To investigate whether the genotype of rs2290602 SNP were associated with the clinical parameters, we compared age, BMI, and the fasting plasma glucose, immunoreacrive insulin, HbA1c, total cholesterol, triglyceride, HDL cholesterol, AST, ALT, VFA, and SFA between the NAFLD patients with different genotypes (GG vs. GT + TT, or TT vs. GT + GG) by Student's t-test. The results showed that serum AST and ALT values of the NAFLD patients with the TT allele were significantly higher than those of the NAFLD patients with the GT or GG allele at SNP rs2290602 (Table 4). When the subjects were limited to the NASH patients, the serum AST and ALT values were also significantly higher in the TT genotype group than in the GT group or GG group at SNP rs2290602 (p = 0.0177, p = 0.0140, respectively).

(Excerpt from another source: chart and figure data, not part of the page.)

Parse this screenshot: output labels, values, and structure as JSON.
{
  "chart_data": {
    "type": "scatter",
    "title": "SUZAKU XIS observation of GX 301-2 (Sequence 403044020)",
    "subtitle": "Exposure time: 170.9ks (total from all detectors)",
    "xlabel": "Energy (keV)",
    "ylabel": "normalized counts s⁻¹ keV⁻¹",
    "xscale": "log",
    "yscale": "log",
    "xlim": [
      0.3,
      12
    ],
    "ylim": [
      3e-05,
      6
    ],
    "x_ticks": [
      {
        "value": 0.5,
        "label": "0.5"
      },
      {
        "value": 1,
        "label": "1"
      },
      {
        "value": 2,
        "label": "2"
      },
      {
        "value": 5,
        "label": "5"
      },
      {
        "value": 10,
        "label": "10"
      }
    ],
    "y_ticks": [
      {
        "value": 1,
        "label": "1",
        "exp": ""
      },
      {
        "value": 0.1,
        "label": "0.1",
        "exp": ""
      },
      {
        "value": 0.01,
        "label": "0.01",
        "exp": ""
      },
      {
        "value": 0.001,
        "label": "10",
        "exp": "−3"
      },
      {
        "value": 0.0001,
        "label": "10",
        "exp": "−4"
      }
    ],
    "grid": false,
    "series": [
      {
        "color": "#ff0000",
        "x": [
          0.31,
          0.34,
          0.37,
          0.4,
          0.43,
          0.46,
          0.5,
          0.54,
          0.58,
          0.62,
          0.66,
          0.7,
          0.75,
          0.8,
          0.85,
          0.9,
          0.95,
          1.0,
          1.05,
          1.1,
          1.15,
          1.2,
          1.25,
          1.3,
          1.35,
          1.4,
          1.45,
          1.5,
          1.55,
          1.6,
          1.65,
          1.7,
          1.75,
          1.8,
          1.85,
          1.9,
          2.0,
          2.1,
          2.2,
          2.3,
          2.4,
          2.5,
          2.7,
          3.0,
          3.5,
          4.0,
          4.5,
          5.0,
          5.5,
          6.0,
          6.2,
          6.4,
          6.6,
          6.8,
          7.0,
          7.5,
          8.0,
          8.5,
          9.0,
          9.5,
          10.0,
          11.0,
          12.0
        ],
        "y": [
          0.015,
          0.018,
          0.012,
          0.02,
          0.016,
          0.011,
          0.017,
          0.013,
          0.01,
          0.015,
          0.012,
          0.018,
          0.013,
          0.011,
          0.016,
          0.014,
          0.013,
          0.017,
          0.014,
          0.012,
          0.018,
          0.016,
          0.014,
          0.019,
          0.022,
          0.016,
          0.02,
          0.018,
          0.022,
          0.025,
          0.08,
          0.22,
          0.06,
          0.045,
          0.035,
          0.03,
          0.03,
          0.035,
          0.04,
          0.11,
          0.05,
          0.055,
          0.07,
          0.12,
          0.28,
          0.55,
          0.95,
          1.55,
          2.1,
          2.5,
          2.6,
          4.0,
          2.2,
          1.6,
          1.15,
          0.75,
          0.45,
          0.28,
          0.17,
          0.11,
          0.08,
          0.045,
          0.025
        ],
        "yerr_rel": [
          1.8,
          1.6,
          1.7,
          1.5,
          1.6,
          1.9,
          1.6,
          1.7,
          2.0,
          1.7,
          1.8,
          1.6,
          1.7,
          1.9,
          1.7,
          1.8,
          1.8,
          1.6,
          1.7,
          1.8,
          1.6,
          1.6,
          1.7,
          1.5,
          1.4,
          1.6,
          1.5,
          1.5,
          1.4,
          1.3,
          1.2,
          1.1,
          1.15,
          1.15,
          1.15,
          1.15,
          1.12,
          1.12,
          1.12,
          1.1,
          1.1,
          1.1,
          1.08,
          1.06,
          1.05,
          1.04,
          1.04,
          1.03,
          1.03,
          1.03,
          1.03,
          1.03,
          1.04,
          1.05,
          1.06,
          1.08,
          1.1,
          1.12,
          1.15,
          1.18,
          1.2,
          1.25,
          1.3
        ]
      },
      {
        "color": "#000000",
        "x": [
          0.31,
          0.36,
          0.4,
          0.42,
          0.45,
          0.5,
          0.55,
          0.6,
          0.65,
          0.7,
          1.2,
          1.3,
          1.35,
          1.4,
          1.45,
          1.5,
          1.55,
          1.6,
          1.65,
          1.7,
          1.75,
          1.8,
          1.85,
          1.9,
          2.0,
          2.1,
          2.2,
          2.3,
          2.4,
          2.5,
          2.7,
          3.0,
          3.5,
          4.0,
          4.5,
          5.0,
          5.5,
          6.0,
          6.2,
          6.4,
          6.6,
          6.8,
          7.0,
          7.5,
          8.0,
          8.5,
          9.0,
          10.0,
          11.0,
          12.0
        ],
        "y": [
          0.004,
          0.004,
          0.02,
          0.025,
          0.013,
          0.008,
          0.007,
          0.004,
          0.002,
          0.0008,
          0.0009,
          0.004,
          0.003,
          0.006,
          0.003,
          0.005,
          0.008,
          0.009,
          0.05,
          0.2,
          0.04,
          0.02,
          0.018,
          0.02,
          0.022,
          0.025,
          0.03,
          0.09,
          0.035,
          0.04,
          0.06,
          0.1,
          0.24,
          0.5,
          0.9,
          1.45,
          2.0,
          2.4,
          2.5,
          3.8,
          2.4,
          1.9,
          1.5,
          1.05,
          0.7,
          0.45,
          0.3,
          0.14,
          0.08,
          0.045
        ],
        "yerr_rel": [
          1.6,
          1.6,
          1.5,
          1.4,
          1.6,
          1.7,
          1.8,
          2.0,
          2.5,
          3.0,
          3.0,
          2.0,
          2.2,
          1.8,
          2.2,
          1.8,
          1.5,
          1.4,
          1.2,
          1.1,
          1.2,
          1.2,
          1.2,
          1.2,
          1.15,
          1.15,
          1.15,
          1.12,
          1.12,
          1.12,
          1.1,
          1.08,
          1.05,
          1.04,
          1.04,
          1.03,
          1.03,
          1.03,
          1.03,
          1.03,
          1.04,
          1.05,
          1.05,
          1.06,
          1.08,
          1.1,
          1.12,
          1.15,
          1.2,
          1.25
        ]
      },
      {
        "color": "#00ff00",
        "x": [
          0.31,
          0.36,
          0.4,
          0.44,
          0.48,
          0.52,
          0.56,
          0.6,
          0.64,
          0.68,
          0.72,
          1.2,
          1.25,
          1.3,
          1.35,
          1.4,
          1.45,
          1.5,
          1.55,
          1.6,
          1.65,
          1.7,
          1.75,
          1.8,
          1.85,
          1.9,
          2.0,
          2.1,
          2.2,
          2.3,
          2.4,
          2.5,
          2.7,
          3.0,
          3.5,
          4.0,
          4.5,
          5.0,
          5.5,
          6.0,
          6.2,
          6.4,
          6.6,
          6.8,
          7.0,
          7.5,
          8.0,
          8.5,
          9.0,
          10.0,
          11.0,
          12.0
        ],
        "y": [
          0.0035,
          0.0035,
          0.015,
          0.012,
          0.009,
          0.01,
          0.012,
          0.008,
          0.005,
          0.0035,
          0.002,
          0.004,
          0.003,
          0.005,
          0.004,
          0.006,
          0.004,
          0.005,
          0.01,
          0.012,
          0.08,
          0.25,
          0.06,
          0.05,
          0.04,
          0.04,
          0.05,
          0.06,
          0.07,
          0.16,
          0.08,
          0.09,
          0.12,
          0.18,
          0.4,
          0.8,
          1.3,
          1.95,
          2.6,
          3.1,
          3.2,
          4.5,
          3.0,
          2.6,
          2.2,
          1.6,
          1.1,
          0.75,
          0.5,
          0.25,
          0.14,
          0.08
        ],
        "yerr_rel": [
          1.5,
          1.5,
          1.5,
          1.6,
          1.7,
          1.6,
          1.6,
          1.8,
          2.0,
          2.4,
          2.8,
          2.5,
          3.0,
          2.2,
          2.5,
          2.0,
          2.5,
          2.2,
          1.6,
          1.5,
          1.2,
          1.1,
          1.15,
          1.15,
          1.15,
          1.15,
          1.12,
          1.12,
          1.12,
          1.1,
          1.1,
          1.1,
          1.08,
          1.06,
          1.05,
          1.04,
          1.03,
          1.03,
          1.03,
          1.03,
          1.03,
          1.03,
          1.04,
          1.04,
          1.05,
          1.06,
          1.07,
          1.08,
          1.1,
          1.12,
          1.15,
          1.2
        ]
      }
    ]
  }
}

Expression of PPARGC1A mRNA in the liver biopsy specimens of NAFLD patients was evaluated by real-time RT-PCR. The results obtained by real-time RT-PCR in the GG or GT group (n = 10) were compared with the results in the TT group (n = 8) at SNP rs2290602. As shown in Fig. 2, the expression of PPARGC1A mRNA transcripts in the liver was significantly lower in the TT group than in the GG or GT group (p = 0.0454).